After spending her entire life in a fine house with a room of her own and servants and her weeks at sea in the private cabin she’d paid for, Julie was accustomed to privacy. The notion of sharing space with strangers was as foreign to her as the notion of providing every missionary and rescued soul with space of their own was unheard-of to the Salvationists. The women’s dormitory was one large open room that had once been a warehouse and was now crammed with rows of beds, each made up with two sheets, one rag-stuffed pillow, and a scratchy woolen blanket. There were wooden chests at the foot of each bed to store belongings, and pegs on the wall to hang things. There were no locks on the trunks or on the doors. Missionaries didn’t require privacy. They were not supposed to have anything to hide. Besides, missionaries didn’t pilfer through one’s belongings or take what didn’t belong to them.

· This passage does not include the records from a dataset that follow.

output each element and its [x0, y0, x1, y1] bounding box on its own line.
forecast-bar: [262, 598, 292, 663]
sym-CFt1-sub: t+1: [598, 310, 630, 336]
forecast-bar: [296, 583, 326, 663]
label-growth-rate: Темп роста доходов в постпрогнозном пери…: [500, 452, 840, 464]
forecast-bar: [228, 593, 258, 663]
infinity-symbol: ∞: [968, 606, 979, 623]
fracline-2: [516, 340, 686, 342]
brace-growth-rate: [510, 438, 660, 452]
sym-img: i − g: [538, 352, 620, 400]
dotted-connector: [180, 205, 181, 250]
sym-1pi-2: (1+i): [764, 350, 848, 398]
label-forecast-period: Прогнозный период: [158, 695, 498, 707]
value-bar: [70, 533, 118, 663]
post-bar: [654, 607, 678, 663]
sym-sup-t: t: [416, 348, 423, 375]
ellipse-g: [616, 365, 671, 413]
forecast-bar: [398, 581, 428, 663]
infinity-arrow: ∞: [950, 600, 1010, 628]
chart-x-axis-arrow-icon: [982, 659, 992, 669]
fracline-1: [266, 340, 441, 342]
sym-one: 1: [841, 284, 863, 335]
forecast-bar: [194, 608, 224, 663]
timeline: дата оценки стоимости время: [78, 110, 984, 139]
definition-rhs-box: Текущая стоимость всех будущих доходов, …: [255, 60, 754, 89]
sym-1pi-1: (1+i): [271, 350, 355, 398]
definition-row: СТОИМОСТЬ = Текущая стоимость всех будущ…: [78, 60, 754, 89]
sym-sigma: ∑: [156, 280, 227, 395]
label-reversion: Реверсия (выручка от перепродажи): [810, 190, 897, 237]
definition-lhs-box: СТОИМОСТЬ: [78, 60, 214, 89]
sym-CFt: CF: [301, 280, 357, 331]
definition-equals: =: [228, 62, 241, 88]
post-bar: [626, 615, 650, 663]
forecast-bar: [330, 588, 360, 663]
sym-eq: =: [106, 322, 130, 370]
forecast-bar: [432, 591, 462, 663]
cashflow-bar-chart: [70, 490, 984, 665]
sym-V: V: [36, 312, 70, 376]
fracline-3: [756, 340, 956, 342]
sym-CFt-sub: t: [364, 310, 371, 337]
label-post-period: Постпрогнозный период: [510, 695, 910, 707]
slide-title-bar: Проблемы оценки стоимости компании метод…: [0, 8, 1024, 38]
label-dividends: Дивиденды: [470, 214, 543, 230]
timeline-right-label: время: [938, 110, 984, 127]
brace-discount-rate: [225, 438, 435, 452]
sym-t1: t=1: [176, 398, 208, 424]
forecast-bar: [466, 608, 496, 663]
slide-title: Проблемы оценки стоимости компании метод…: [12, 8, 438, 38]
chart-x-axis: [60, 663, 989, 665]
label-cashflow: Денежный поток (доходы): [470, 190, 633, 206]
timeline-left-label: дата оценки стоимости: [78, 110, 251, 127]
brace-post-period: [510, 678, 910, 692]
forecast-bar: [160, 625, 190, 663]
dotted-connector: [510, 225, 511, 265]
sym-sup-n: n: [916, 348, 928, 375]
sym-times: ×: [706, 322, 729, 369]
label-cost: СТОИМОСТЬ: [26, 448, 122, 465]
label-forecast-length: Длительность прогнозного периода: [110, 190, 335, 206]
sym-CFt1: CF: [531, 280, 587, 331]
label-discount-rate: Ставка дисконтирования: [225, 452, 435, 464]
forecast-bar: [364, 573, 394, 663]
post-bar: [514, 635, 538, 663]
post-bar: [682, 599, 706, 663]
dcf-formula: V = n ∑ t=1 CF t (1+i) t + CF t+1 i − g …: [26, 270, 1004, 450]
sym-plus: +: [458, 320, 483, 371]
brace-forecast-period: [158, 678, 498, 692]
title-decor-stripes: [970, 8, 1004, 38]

There were no dressing tables, no screens, and no armoires.

The dormitory had a large iron stove at one end of the room for heat and a washroom at the other end of the room. The washroom contained a washbasin and pitcher, one tin hip bath, one full-length mirror, and a pump that supplied cold water. Hot water had to be heated in kettles on the stove and carried to the basin or the hip tub.

The privy was outdoors behind the mission.

Upward of thirty single women occupied the dormitory at any given time. There were no servants. Everyone was expected to make their own beds, carry their own water, empty their own basin, tend the stove to keep the fires lit throughout the chilly nights, and arrange for their own laundry service.

Single male Salvationists occupied a dormitory one building over from the women’s dormitory, as the two were separated by a central building that housed the kitchen and dining facilities and rooms assigned to the married couples. Julie hadn’t seen the inside of the men’s dormitory, of course, but she suspected it had a similar setup as the women’s dormitory.